Structural investments in diverse learning, teaching, and scholarship
- Convene a group to examine the feasibility and desirability of certain significant alterations to our academic environment. That group would explore:
- Instituting a VLS graduation requirement that students take at least one class that is focused on some intersection of the law and race, and/or other sites of subordination such as gender, sexual orientation, or immigration status.
- Creating a permanent center to focus and champion this diversity of learning, perhaps along the lines of a Center for Race and Social Justice in the South. Such exploration should include review of the centers housed at various of our peer law schools; focusing on what would distinguish such a center at VLS, as a premiere legal institution in the South with our own legacy of both racism and resistance; and cultivating donors to establish and endow such a center.

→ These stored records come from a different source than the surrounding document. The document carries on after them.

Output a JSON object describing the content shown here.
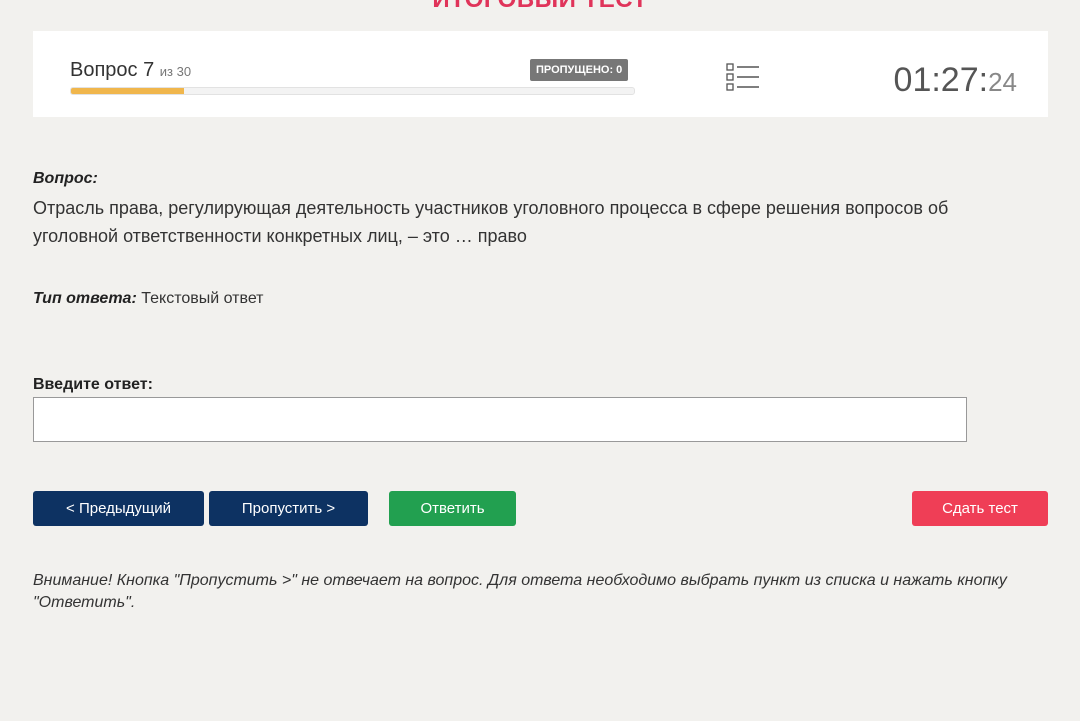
{
  "page": {
    "title": "ИТОГОВЫЙ ТЕСТ"
  },
  "status": {
    "question_label": "Вопрос 7",
    "question_of": "из 30",
    "question_current": 7,
    "question_total": 30,
    "skipped_label": "ПРОПУЩЕНО: 0",
    "progress_fraction": 0.2,
    "progress_color": "#f0b64c",
    "question_list_icon": "list-icon",
    "timer_main": "01:27:",
    "timer_seconds": "24"
  },
  "question": {
    "label": "Вопрос:",
    "text": "Отрасль права, регулирующая деятельность участников уголовного процесса в сфере решения вопросов об уголовной ответственности конкретных лиц, – это … право"
  },
  "answer_type": {
    "label": "Тип ответа:",
    "value": "Текстовый ответ"
  },
  "answer_input": {
    "label": "Введите ответ:",
    "value": "",
    "placeholder": ""
  },
  "buttons": {
    "prev": "< Предыдущий",
    "skip": "Пропустить >",
    "answer": "Ответить",
    "submit": "Сдать тест"
  },
  "colors": {
    "title": "#e0345a",
    "nav_button": "#0d3262",
    "answer_button": "#22a050",
    "submit_button": "#ef3e56",
    "badge": "#777777",
    "background": "#f2f1ee"
  },
  "warning": "Внимание! Кнопка \"Пропустить >\" не отвечает на вопрос. Для ответа необходимо выбрать пункт из списка и нажать кнопку \"Ответить\"."
}
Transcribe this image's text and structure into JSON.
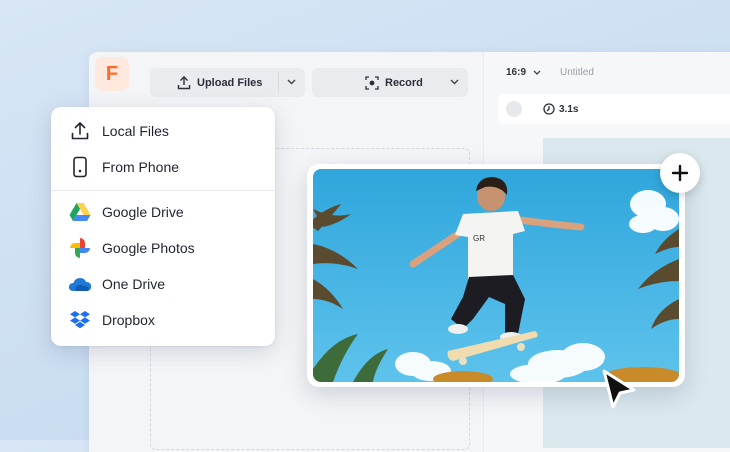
{
  "toolbar": {
    "upload_label": "Upload Files",
    "record_label": "Record",
    "aspect_ratio": "16:9",
    "project_title": "Untitled",
    "duration": "3.1s"
  },
  "upload_menu": {
    "items": [
      {
        "label": "Local Files",
        "icon": "upload-icon"
      },
      {
        "label": "From Phone",
        "icon": "phone-icon"
      },
      {
        "label": "Google Drive",
        "icon": "google-drive-icon"
      },
      {
        "label": "Google Photos",
        "icon": "google-photos-icon"
      },
      {
        "label": "One Drive",
        "icon": "onedrive-icon"
      },
      {
        "label": "Dropbox",
        "icon": "dropbox-icon"
      }
    ]
  },
  "colors": {
    "brand": "#ff6a2b",
    "sky": "#3fb0e3",
    "drive_green": "#1fa463",
    "drive_yellow": "#ffd04b",
    "drive_blue": "#4688f4",
    "onedrive_blue": "#1e7ad6",
    "dropbox_blue": "#1f6ff2"
  },
  "brand_logo": "F",
  "preview": {
    "image": "skateboarder-jump-photo"
  }
}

- Establishing an annual endowed lecture or residency on race and law, or that is otherwise intended to advance diversity. Such a lecture or residency could be housed within the newly formed Center for Race and Social Justice in the South or made part of the Barrett Social Justice Program or Legal Clinic.
- Creating a Chair to honor the late Professor Robert Belton, to be awarded to a faculty member whose work honors his legacy of fighting racism and its effects, and cultivation of donors to endow that Chair.
- Establishing a graduation Certificate program akin to that of the Law and Business program, and cultivation of donors to endow that program.
Journal diversity
- Support all journals in instituting a diversity plan for their membership, preferably in the 2020-21 academic year, with the goal of meaningfully addressing the notable underrepresentation of BIPOC students in our academic journals.
- Support all journals in instituting a plan to foster, publish, and highlight excellent scholarship speaking to issues of law, race, and other sites of subordination. One element of such a plan, for example, could be a regular Law Review symposium on race in the law, and/or journals’ commitment to regularly devote a portion of their publications to issues of race.
- Convene, in the 2020-21 academic year, a stakeholder group to evaluate the feasibility and desirability of creating a new journal with a substantive focus on race and law, perhaps within a broader social justice frame.
- Seek creative mechanisms for encouraging BIPOC students to consider whether journal membership advances their goals, and if so, to participate in the write-on competition. One such effort, for example, could be to provide a collective space for students to work during write-on.